Essas lacunas destacam a necessidade de ensaios dedicados que avaliem:
- Função renal a longo prazo pós-intervenção.
- Marcadores subclínicos de lesão renal.
- Custo-efetividade da implementação em larga escala.
Conclusão
Esta análise histórica revela que a infusão intravenosa de aminoácidos protege significativamente contra AKI em pacientes de cirurgia cardíaca com CKD. Com reduções significativas tanto na mortalidade geral como na grave AKI Com taxas de sucesso, recuperação aprimorada da TFGe e um baixo número necessário para tratamento, essa estratégia é promissora como um componente padrão do cuidado perioperatório para pacientes de alto risco. À medida que as diretrizes clínicas evoluem para incorporar essas descobertas, o próximo passo é garantir a implementação consistente e expandir a pesquisa para outras populações cirúrgicas em risco de AKIAté então, este protocolo de infusão simples oferece uma ferramenta importante para anestesiologistas, cirurgiões e intensivistas que trabalham para proteger a função renal em pacientes vulneráveis de cirurgia cardíaca.

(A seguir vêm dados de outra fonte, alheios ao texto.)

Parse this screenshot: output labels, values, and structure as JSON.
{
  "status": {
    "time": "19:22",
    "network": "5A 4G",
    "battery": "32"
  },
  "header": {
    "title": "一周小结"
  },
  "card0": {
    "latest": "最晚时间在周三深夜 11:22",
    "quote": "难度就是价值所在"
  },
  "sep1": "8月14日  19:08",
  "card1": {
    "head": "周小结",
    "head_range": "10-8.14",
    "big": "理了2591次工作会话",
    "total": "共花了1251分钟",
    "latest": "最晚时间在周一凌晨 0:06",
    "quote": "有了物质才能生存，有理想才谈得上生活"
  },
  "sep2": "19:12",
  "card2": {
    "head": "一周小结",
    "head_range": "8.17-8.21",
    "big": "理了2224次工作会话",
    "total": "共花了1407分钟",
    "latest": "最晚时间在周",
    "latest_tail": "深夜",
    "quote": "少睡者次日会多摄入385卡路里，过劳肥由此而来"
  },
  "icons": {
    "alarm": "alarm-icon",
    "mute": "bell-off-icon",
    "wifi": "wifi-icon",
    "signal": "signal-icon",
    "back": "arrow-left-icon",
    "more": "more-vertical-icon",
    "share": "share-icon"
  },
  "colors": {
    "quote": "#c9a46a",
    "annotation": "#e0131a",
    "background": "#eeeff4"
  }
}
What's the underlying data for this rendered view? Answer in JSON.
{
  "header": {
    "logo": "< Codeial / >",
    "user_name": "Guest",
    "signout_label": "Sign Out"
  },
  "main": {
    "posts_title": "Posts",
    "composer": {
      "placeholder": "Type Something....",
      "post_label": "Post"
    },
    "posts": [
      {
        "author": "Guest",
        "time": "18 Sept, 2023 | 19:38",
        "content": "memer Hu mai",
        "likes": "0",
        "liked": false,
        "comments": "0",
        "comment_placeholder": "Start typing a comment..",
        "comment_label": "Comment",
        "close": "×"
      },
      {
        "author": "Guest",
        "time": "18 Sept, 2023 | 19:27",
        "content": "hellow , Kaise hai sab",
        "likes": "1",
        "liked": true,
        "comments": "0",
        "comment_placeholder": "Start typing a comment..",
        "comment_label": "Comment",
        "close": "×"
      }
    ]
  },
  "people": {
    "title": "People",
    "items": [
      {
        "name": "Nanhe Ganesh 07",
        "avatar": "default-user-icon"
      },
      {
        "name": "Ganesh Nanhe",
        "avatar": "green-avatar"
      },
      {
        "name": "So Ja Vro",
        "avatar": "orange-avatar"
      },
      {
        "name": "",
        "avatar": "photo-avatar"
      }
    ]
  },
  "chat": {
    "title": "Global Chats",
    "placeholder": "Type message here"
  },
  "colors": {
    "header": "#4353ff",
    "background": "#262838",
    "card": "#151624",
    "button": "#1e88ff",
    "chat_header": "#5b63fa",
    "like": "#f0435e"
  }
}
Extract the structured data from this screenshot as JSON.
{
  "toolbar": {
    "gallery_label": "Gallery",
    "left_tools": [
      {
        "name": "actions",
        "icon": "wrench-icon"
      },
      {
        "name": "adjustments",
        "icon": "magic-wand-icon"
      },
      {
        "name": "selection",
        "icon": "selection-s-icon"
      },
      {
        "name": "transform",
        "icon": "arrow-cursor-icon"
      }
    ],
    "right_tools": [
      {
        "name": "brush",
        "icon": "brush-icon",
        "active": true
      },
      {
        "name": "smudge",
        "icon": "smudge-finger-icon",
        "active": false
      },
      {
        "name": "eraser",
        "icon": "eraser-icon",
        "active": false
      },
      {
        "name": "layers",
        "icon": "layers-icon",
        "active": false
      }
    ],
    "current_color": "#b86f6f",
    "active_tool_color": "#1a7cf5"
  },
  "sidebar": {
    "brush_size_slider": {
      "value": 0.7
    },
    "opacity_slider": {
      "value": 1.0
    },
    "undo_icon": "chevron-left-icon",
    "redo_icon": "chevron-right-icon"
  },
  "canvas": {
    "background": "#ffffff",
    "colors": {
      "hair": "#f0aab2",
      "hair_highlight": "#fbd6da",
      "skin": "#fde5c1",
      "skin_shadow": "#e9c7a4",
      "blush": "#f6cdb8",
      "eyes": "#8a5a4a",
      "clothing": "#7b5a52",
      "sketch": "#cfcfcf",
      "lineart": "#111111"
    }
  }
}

Para mais informações, consulte o artigo completo em Anestesiologia.
Baiardo Redaelli M, Monaco F, Bradic N, Scandroglio AM, Ti LK, Belletti A, Viscido C, Licheri M, Guarracino F, Pruna A, Pisano A, Pontillo D, Federici F, Losiggio R, Serena G, Tomasi E, Silvetti S, Ranucci M, Brazzi L, Cortegiani A, Landoni G, Mastroroberto P, Paternoster G, Gaudino MFL, Zangrillo A, Bellomo R; para os Colaboradores do Grupo de Estudos PROTEÇÃO. Infusão de aminoácidos para proteção renal em pacientes de cirurgia cardíaca com doença renal crônica: uma análise secundária do estudo PROTECTION. Anestesiologia. 2025 de maio de 1;142(5):818-828.
Leia mais sobre lesão renal em nosso Manual de Anestesiologia: Melhores Práticas e Gerenciamento de Casos.